James Donovan, un avocat de Brooklyn se retrouve plongé au cœur de la guerre froide lorsque la CIA l’envoie accomplir une mission presque impossible : négocier la libération du pilote d’un avion espion américain U-2 qui a été capturé.

Lorsque l’on va voir un film réalisé par Steven Spielberg, qu’il s’agisse d’une superproduction à l’instar de « Jurassik Park » ou un film plus sérieux tels que « Munich » par exemple, c’est un humanisme toujours plus présent d’une œuvre à une autre qui se révèle en filigrane. Bien évidemment, « Le pont des Espions » se rapproche plus du dernier cité, par son sujet d’abord : les négociations entre deux nations qui se font le guerre, même si dans ce cas on parle de guerre froide et de combat des nerfs. Comme toujours, le réalisateur ne prend pas partie, il laisse d’abord les faits se poser d’eux-mêmes, il utilise son héros pour mettre en lumière l’absurdité des deux camps. Ce qui était déjà le cas dans « Munich » où Spielberg montrait la surenchère et l’absurdité de l’aveuglement de la vengeance à la manipulation politique pour mettre fin à un conflit larvant.

C’est un peu la même chose dans « Le pont des Espions », le maître y expose l’absurdité d’une situation dans laquelle aucun des deux camps ne veut perdre la face. Chacun tente de manipuler les uns et les autres pour tirer la couverture à soi. Et d'ailleurs dans le scénario signé des frères Cohen, tout est fait pour ne pas imposer un point de vu plus qu’un autre. Ecrit avec beaucoup d’intelligence et une véritable sensibilité, le scénario s’ingénue à dépeindre des personnages d’une rare justesse : Ni trop méchant, ni trop gentil, ni pas assez appuyé, encore moins caricatural.
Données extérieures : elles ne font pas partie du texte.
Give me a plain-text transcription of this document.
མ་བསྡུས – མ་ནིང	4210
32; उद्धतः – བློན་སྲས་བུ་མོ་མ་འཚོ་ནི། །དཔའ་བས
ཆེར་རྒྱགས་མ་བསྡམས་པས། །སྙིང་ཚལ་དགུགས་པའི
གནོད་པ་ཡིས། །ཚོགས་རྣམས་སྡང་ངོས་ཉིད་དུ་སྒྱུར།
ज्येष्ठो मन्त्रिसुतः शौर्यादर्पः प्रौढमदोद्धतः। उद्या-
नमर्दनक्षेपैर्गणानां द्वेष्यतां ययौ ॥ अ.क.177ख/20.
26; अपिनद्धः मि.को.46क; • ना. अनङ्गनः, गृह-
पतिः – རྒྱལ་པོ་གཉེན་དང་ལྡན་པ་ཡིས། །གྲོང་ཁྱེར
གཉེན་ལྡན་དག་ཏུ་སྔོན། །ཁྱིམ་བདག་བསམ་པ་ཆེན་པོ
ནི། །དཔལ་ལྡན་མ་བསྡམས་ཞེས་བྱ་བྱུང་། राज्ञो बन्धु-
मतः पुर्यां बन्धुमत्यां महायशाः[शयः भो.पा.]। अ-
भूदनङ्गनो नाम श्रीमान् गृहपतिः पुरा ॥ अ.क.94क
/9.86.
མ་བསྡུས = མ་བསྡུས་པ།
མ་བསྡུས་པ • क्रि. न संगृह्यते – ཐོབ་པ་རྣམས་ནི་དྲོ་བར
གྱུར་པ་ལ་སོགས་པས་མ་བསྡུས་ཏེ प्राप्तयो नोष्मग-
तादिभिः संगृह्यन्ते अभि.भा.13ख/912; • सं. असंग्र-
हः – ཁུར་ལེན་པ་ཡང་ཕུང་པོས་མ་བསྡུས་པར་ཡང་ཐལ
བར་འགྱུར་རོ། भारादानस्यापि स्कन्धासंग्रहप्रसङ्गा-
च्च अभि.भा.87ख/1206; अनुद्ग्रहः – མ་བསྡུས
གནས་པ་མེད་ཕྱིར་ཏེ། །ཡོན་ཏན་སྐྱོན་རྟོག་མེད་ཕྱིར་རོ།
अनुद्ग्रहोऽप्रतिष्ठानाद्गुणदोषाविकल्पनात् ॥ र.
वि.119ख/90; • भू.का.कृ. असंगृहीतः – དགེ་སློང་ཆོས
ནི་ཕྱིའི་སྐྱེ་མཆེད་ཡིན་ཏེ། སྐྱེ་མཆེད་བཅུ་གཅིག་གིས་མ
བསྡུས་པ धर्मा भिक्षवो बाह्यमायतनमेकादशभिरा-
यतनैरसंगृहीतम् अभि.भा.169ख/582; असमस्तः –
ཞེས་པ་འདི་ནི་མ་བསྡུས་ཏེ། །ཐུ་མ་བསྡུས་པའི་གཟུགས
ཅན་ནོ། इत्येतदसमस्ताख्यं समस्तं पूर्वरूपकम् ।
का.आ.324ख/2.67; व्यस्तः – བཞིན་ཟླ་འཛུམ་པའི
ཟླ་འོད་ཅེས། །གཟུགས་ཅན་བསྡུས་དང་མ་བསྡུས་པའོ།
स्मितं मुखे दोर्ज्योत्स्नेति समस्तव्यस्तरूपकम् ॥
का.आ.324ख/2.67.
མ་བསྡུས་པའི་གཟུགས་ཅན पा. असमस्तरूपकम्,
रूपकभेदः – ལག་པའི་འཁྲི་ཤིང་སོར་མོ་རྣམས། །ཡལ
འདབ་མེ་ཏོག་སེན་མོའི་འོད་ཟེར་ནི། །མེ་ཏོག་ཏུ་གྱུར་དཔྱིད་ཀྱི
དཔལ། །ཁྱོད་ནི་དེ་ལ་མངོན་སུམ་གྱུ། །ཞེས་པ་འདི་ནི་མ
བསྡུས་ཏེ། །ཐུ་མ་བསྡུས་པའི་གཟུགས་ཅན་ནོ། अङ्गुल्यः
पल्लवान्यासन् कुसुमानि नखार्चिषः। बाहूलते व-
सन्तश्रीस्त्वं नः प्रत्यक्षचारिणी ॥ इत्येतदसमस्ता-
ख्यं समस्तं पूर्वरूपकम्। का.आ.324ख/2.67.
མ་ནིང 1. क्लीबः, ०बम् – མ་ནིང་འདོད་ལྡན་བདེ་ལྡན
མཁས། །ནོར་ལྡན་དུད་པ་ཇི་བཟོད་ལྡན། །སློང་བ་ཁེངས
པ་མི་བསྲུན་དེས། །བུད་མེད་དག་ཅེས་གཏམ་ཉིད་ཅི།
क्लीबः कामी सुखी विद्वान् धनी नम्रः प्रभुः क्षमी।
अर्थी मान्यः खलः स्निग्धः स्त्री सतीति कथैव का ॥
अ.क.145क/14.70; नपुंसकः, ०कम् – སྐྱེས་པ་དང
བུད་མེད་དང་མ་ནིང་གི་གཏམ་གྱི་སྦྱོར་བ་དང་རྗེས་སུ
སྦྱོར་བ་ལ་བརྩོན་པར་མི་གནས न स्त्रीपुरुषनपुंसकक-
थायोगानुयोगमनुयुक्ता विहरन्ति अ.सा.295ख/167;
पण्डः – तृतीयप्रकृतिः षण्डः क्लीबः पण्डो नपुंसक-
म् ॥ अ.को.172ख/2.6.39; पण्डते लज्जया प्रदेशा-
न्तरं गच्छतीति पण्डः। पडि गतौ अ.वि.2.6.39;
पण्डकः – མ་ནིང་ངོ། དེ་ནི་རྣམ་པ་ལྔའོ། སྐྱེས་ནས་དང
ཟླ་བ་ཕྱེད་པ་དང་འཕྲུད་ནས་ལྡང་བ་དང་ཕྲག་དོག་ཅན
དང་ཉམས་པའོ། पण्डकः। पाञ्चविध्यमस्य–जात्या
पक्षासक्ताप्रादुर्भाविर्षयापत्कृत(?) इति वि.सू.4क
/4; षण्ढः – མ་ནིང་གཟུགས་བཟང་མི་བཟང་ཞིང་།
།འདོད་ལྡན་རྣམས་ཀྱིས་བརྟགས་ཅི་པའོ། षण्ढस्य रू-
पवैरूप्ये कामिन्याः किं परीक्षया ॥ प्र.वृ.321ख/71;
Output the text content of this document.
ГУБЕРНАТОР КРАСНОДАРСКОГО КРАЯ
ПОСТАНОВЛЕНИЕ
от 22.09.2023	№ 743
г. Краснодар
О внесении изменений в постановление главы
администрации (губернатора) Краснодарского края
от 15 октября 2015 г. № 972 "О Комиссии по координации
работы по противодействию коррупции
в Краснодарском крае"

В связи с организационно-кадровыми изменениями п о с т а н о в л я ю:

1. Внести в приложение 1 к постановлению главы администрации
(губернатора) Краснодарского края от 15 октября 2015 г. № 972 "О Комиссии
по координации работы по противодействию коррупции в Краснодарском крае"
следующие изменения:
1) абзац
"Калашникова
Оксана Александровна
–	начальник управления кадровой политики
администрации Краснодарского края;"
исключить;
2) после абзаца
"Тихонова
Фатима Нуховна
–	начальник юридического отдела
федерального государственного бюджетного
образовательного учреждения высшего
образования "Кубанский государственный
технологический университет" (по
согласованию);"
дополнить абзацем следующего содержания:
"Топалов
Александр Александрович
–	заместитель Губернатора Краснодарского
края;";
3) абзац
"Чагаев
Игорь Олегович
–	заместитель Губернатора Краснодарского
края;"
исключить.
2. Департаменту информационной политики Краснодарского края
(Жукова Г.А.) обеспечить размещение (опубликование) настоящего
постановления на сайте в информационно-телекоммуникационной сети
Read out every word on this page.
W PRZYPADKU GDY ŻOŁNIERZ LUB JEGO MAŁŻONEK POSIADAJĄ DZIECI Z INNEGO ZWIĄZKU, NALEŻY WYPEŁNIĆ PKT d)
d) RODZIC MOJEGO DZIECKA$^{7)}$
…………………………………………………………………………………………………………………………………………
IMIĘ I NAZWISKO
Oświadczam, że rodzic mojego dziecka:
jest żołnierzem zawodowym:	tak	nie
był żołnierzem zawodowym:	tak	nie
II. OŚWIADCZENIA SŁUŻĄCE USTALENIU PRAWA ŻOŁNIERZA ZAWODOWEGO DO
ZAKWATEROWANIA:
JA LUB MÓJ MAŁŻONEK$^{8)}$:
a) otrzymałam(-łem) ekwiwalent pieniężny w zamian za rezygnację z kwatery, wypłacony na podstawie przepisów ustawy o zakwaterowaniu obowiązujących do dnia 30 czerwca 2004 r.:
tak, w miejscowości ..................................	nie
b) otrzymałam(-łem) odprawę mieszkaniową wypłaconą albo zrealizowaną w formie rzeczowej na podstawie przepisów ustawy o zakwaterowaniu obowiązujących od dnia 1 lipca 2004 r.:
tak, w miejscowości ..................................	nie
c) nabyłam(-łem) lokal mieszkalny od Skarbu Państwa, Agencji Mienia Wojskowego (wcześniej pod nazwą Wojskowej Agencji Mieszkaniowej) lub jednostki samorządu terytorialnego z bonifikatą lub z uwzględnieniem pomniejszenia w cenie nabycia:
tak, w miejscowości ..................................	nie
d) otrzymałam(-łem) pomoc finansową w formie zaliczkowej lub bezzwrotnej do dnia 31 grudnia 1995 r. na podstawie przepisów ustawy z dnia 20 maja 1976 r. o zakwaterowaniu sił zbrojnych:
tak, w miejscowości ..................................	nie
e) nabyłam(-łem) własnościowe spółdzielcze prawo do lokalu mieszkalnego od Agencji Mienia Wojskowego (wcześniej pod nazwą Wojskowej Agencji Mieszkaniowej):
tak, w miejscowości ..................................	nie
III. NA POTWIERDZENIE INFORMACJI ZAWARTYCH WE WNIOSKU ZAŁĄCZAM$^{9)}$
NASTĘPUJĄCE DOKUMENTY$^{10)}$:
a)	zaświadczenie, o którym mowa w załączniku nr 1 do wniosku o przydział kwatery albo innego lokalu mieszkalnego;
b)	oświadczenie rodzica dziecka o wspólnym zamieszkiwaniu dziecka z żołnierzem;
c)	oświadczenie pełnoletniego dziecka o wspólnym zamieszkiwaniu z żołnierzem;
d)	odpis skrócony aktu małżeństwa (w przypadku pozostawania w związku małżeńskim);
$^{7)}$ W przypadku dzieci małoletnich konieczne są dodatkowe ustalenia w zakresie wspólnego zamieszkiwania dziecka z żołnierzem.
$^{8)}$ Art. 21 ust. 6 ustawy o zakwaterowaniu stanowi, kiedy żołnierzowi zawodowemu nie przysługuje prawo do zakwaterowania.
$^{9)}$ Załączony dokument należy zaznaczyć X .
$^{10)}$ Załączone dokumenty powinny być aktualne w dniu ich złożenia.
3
Et c’est là toute l’intelligence du film ! 

Comme toujours avec Spielberg, la mise en scène est minutieuse, précise et simple en même temps. Le réalisateur ne cherche pas le spectaculaire, il part d’un plan simple et le transcende d’une simple lumière, d’un simple mouvement de caméra. Utilisant toutes les symboliques nécessaires pour mettre en valeur les qualités humanistes de ses personnages, le réalisateur est en pleine forme et signe, une fois encore une œuvre soignée qui ne dégouline pas de bons sentiments. Car là où un Clint Eastwood (American Sniper) aurait tendance à y mettre des symboliques patriotiques parfois indigestes, Spielberg se limite à trouver la parfaite alchimie entre le patriotisme humanitaire et l’œuvre humaniste qui rassemble autour d’une seule idée : Chaque histoire peut valoriser les hommes quelque soient leurs origines et leurs idéologies, et permet ainsi d'éviter la lourdeur d'une sorte de propagande ultra-patriotique. Le monde est pluriel, la vie est un puzzle dont chaque pièce est unique et complète un dessin où l’homme renaît toujours de ses erreurs. Alors bien sûr, on pourra reprocher au film une musique de Thomas Newman (007 Spectre), parfois trop appuyée qui aurait même tendance à devenir hors sujet, particulièrement dans les scènes finales où les trompettes sont un peu trop présentes et rappellent les hymnes américaines.

Encore une fois, et ce sera la conclusion, Spielberg réalise un film solide, transpirant d’humanisme sur une histoire qui aurait pu très rapidement sombrer dans la caricature. Porté par un Tom Hanks (Seul au monde) comme toujours impeccable de sobriété et déterminé dans sa composition. Face à lui Mark Rylance (Deux sœurs pour un roi) brille par une prestation toute en retenue et en sobriété qui n’est pas sans rappeler des acteurs comme Ben Kingsley (La liste de Schindler), capables de laisser les silences parler à leur place. « Le pont des Espions » n’est peut-être pas le plus marquant des films de Steven Spielberg, mais il rentre dans une carrière cohérente avec toujours autant de précision et d’ingéniosité dans sa mise en scène.